Film review: Amour (2012)

Michael Haneke’s films have gained both critical acclaim and a certain notoriety; listing Funny Games, The White Ribbon, and Hidden amongst his works, Haneke – it is fair to suggest – does not flinch from his subject nor does he pander to the viewer. In Amour we are pitted against our own attitudes towards death and old age, our assumptions and deepest fears laid out by two remarkably believable characters, framed by Haneke’s bleak, static minimalism. Indeed a lack of score or soundtrack during Amour adds a wave of existential terror to the often intrusively quiet claustrophobia experienced by both the viewer and the protagonists; as the lights of their lives, fatally entwined, begin to dim, so do our hopes that they may recover somehow.

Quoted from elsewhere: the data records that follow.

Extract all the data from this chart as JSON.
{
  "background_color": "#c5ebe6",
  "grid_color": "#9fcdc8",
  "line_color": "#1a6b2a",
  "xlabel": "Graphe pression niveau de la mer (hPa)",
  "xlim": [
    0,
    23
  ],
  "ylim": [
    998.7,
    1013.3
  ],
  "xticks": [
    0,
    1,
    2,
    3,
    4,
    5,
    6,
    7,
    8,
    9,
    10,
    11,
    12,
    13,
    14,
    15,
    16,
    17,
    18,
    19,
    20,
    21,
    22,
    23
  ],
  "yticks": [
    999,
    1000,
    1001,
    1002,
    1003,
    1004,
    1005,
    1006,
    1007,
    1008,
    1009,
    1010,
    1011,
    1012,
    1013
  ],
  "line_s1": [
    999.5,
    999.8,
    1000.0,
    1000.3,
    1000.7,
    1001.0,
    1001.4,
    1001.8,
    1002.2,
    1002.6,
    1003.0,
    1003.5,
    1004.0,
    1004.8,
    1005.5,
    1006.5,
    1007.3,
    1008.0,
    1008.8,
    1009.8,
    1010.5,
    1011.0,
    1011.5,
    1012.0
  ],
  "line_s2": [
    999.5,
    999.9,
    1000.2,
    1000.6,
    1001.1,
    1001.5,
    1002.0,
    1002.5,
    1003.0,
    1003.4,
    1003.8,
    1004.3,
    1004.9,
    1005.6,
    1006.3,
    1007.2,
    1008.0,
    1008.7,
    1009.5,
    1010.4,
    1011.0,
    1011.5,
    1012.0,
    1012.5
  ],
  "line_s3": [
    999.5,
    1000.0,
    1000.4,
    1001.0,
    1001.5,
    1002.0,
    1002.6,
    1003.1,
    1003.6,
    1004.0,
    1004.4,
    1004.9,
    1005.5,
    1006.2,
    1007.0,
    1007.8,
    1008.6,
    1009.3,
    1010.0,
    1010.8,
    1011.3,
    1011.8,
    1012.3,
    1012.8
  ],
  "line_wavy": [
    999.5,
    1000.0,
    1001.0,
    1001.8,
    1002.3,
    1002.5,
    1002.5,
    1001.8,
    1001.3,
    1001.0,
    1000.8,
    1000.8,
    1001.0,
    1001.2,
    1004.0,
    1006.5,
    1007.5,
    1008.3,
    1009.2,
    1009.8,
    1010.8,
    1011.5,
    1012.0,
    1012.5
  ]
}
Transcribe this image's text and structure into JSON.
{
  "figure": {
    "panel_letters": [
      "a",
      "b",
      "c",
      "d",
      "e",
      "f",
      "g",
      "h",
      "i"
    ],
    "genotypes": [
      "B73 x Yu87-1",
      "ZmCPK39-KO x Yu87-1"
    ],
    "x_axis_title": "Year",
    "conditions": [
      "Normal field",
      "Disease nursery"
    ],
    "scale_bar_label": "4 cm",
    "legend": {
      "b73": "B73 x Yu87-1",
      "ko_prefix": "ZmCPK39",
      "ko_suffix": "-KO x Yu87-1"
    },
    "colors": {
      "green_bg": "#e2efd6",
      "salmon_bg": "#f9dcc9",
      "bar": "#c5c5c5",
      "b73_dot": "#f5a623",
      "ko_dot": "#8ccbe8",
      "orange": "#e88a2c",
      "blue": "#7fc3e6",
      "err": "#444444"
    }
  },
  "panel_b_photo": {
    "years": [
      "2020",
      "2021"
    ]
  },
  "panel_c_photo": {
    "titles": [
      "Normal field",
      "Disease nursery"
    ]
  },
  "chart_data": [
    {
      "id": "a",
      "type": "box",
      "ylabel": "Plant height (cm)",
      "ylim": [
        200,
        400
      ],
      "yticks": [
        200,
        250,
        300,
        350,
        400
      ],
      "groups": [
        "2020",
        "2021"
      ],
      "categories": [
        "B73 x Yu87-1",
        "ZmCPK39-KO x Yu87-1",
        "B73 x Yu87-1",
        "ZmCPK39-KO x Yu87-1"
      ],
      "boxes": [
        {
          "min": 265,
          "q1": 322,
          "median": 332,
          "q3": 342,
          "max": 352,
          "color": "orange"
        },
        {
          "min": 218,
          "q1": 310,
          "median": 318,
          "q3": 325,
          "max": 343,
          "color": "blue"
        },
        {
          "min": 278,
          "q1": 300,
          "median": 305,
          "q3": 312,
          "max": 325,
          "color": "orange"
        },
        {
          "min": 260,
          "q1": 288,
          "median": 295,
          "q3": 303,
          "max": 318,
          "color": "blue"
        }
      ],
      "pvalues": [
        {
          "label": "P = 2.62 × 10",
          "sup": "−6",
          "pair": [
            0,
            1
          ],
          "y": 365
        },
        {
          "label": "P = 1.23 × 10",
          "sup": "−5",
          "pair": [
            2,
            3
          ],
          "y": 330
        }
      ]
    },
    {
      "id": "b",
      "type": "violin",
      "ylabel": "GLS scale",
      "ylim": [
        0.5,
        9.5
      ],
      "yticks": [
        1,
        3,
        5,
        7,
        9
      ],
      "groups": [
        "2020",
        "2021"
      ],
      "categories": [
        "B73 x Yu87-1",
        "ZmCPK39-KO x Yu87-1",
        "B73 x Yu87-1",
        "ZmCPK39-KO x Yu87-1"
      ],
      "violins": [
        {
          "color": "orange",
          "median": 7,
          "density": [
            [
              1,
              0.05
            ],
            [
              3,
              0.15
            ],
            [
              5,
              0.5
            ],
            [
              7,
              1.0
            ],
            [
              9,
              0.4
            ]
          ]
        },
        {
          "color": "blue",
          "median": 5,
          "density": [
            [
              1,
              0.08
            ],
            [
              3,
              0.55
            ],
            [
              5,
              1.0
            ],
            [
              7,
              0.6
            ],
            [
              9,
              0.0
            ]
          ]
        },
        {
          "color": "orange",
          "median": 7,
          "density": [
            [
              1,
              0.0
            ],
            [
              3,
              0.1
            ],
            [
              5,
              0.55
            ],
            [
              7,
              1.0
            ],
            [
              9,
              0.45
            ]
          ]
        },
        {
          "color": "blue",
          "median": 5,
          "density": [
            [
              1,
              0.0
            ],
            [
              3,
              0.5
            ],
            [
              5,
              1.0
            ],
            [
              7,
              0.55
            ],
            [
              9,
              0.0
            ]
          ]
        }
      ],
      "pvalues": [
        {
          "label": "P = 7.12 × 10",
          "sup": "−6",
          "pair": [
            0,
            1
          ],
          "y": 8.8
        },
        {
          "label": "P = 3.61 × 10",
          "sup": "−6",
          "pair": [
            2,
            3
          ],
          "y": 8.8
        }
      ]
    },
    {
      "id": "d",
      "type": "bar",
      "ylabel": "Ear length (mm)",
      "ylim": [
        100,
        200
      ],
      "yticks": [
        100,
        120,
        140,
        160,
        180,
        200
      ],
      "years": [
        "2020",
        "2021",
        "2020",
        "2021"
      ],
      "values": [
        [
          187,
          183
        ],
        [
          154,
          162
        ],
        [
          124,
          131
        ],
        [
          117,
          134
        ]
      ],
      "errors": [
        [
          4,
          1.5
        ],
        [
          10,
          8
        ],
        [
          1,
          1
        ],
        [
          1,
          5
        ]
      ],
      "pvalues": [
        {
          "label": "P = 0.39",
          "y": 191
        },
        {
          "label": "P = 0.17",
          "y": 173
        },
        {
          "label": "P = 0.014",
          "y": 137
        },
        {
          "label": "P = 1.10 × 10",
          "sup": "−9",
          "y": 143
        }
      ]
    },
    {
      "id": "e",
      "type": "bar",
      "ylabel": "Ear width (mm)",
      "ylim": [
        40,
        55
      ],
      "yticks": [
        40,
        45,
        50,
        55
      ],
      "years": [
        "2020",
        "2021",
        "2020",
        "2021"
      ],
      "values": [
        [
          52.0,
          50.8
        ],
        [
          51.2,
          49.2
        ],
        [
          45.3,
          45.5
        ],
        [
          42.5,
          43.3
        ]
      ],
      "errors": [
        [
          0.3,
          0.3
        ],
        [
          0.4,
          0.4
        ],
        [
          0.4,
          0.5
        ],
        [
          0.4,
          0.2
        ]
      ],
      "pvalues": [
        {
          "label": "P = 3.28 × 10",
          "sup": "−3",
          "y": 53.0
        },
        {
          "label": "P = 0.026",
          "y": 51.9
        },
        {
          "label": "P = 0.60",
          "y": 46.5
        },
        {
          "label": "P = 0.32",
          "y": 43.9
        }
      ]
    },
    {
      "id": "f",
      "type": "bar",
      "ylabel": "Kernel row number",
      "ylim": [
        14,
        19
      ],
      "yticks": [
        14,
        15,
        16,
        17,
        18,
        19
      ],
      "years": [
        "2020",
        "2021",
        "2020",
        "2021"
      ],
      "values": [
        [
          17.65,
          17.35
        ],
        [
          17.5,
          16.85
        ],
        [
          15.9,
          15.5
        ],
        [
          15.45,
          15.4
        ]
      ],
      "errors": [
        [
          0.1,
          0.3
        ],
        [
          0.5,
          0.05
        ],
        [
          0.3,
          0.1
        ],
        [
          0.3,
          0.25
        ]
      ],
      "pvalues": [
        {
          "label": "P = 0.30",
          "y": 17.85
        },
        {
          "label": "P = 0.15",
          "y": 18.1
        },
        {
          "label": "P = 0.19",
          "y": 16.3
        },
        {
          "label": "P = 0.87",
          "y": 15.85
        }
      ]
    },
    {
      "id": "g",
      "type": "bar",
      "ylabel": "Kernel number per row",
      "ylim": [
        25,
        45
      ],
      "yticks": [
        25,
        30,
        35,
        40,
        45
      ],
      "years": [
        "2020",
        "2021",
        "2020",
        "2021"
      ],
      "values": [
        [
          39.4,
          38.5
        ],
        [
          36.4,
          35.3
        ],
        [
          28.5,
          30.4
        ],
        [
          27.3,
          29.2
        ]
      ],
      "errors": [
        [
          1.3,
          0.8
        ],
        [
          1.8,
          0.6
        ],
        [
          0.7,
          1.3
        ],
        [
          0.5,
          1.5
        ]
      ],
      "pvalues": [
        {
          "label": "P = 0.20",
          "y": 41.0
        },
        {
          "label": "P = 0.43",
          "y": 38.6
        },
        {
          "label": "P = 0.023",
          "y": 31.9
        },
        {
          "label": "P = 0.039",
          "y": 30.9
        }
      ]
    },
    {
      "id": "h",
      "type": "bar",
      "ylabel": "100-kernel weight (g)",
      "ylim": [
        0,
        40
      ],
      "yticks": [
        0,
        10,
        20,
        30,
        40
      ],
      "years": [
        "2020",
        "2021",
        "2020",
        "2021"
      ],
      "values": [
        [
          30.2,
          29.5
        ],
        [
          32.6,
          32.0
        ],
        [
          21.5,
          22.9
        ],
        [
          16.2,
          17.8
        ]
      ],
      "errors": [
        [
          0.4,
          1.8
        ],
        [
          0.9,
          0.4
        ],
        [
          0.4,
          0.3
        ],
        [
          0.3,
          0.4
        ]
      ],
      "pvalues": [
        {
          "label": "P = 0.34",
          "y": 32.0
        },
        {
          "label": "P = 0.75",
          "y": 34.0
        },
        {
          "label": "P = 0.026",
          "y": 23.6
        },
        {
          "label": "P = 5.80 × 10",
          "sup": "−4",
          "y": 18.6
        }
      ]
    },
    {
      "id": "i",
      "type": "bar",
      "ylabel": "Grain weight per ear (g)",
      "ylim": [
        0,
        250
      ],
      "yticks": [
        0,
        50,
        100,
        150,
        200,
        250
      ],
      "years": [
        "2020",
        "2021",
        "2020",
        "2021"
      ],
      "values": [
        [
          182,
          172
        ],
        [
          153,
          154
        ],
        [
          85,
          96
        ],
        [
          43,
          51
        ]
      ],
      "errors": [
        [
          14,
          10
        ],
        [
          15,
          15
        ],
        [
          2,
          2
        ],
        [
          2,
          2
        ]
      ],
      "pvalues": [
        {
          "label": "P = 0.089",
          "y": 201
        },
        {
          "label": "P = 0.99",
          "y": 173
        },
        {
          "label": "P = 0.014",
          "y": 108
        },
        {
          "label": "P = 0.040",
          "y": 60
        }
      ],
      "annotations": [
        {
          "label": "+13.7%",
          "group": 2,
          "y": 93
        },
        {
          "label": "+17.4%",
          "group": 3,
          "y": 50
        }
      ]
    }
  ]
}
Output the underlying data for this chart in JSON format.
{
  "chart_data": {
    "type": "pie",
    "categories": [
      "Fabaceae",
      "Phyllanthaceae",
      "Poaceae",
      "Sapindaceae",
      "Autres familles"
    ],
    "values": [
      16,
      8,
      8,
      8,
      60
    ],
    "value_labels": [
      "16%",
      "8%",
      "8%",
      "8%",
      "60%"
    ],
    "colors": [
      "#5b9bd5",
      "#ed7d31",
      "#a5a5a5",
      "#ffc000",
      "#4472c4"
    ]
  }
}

The opening scenes of Amour see the elderly bourgeois couple of Anne (Emmanuelle Riva) & Georges (Jean-Louis Trintignant) attend a concert hosted by one of Anne’s prodigiously talented former students. In the narrative context, the concert is a fitting representation of a joyful time in their lives and of Anne’s immense success as a teacher, followed by the beginning of the deterioration of Anne’s mental and physical state – both crescendo and diminuendo in this instance are granted with a heavy sense of irony. Furthermore, we the audience can only see the reactions of the crowd whilst listening to the music being played – an appropriately mordant metaphor, given the unavoidable nature of the events that unfold before our own eyes as the film progresses. With Amour, it seems to be Haneke’s desire to explore a state of helplessness as experienced by the elderly and infirm, from the point of view of two people who have loved for a lifetime. On one hand, Anne, sufferer in a literal, physical sense, whilst Georges’ conflicts are often philosophical and seemingly moral; it is soon after the pivotal opening concert that Anne suffers a stroke, after which Georges decides to care for his ailing, dementia-suffering wife alone, faced with an increasingly bleak future and memories of happier times increasingly distant.

The sense of fatalism and unstoppable tragedy led me to draw certain comparisons with Romeo and Juliet, and from the opening scenes to the very final moments, Haneke’s intent is to present Georges and Anne as a couple doomed early on but very much in love; a true love, intangible, beyond the pale. Trintignant’s own performance as a devoted and embattled husband is truly special; the interaction between the pair so utterly and endearingly natural, veering away from the forced chemistry and cheap lip service so often witnessed in Hollywood’s own tales of love. But, Haneke and his films live about a million miles away from Hollywood.

Amour is without question a masterpiece, the kind of magnum opus that makes you remember how incredible a medium cinema can be and why you love it; at the very same time, life as imagined through the lens of Michael Haneke is deeply troubling, heartwrenching and harrowing, demanding the full attention of its audience as well as a total emotional participation throughout. It is – however difficult to watch – a devastatingly essential piece of storytelling, landing a sequence of shocking, heartbreaking blows before an inevitable end; an engulfing and perfectly monstrous cinematic experience that once seen, can never be forgotten.